For that, I can put up with the torture.
If you are keen on meditation, here’s what I suggest:
- Don’t start off by thinking you will have a crystal-clear mind. No. Be prepared for an avalanche of thoughts.
- Meditation can sharpen your focus. But that’s not the main focus of your practice. Think of why you want to meditate. I believe the best reasons are that you love yourself, and you want to generate love and goodwill to yourself and to everyone around you.
- Apps like Headspace and my favorite, Insight Timers, can help you with guided meditation if you are a beginner. But use guided meditation only for a while. Find a meditation technique that works for you and stick to that.
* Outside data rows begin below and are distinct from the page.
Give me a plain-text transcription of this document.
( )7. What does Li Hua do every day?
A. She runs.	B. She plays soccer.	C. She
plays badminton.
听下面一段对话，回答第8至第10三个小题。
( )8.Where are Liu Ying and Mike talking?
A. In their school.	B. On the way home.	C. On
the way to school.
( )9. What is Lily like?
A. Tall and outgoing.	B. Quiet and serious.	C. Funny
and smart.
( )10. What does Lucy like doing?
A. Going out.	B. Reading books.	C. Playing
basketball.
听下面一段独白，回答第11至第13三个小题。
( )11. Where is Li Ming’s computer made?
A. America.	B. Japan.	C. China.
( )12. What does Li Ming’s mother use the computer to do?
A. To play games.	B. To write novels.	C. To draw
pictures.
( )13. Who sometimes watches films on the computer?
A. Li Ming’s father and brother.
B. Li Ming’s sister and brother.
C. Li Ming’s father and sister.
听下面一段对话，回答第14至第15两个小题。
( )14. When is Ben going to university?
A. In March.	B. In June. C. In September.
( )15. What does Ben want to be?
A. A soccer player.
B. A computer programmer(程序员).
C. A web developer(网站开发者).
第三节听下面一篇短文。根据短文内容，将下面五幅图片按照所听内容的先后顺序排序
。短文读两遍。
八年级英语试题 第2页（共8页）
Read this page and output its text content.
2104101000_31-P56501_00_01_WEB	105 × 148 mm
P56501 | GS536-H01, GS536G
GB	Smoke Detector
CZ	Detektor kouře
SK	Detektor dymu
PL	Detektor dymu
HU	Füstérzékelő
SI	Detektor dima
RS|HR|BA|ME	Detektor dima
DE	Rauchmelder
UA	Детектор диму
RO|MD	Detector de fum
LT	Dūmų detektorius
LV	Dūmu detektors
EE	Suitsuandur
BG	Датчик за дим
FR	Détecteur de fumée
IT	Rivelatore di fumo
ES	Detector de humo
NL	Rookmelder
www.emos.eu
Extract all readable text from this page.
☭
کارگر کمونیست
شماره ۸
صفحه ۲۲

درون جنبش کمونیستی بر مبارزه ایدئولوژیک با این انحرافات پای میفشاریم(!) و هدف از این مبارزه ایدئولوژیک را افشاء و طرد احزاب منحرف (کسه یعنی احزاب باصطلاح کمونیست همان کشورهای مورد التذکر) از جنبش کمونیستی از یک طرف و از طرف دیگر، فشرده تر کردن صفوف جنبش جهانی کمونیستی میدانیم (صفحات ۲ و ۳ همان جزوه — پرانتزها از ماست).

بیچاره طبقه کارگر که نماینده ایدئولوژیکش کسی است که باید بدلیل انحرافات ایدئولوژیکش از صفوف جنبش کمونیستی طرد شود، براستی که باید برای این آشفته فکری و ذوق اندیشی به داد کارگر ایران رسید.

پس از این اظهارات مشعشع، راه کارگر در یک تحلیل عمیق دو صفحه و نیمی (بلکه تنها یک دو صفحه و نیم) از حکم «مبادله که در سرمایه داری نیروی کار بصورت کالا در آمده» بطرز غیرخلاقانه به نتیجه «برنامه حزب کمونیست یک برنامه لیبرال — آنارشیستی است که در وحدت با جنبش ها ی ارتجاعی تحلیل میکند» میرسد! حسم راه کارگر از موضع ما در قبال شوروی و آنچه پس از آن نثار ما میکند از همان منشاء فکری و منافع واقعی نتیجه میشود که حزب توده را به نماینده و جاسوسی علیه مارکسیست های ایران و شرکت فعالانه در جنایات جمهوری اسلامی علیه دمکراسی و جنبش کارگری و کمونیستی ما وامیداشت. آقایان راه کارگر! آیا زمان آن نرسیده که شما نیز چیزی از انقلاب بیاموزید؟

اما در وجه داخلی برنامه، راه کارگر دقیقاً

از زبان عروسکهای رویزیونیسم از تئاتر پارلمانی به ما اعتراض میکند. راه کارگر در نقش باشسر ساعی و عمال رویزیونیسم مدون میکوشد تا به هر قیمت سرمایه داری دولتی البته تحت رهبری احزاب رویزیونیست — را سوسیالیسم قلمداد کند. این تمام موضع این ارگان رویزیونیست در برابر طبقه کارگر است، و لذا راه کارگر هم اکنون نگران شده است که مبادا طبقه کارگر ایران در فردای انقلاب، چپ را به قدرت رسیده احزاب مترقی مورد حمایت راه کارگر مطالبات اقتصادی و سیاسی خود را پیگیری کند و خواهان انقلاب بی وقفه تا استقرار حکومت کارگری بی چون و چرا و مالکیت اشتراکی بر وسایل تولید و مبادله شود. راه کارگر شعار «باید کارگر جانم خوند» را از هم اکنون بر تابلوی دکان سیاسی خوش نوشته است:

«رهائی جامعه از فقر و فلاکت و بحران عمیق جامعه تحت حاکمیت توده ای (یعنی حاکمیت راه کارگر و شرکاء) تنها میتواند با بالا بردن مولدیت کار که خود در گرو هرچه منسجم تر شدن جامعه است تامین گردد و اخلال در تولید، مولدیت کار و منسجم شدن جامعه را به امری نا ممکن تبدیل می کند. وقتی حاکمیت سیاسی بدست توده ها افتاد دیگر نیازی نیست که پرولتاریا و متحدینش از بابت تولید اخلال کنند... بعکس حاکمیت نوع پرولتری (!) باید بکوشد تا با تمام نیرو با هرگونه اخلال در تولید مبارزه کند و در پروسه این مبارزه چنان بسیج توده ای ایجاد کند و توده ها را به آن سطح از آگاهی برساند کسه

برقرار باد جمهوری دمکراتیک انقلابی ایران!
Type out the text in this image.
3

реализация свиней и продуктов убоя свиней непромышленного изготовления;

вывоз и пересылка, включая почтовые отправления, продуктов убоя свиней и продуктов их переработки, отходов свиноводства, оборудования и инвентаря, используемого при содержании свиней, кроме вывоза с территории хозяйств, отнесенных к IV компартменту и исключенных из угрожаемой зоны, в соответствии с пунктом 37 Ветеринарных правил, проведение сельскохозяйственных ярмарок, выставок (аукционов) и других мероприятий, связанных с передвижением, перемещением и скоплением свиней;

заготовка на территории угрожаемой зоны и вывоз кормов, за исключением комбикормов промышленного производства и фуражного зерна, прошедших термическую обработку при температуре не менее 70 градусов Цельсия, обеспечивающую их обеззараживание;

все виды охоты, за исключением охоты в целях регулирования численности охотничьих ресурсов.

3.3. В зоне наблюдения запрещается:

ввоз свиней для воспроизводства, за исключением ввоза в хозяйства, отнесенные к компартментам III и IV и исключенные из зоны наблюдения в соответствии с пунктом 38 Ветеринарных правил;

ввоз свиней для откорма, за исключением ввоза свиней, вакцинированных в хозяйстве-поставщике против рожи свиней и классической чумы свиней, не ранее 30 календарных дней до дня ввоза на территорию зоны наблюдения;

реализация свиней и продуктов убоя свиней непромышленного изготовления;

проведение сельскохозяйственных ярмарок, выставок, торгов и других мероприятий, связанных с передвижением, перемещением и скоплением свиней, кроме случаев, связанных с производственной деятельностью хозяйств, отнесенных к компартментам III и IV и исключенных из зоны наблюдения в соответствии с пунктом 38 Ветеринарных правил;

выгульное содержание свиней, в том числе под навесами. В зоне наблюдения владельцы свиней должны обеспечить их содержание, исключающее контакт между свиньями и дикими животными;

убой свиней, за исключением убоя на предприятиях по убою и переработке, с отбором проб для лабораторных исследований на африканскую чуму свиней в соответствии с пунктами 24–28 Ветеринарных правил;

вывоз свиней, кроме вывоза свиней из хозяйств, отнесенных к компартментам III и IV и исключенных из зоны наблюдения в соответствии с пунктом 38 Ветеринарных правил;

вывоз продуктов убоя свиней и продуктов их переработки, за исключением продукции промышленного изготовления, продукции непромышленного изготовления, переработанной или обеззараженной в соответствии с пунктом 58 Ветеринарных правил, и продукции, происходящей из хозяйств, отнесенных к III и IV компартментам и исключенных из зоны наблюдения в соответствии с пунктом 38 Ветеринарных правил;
From a real teacher.
- Avoid any ‘gurus’ unless you are comfortable with religion-based meditation
- Don’t think of 10-minute meditation sessions. Those only help to calm your mind, as I said earlier. Dedicate at least 30 minutes. My own experiences have taught me that it takes at least 20 minutes for my mind to just settle down. Work your way up to an hour.
- Start simple. Just focus on the breath, while realizing its nature. Remember breath without awareness is just breathing practice.
- Sit cross-legged unless you are absolutely unable to. Then, at all times, be a fairly straight spine. Not ram-rod straight, but just so that you don’t slouch.
- Be gentle with your practice. It’s not a game. It’s not about reaching some destination and target you have in mind.
- You will have crappy sessions, awful sessions, and sessions where you don’t want to meditate at all. But you are on the path of becoming a warrior of the self. Use every calamity to meditate.
- If you feel you had a great meditation session, then you need to meditate more.
2 Replies to “Why I Meditate”
Well said, Smitha. Thank you. Your suggestions at the end of the piece are down to earth and, for that reason, especially helpful to me as a beginner.
Happy if it helps us restless wanderers, Dave! I feel your pain!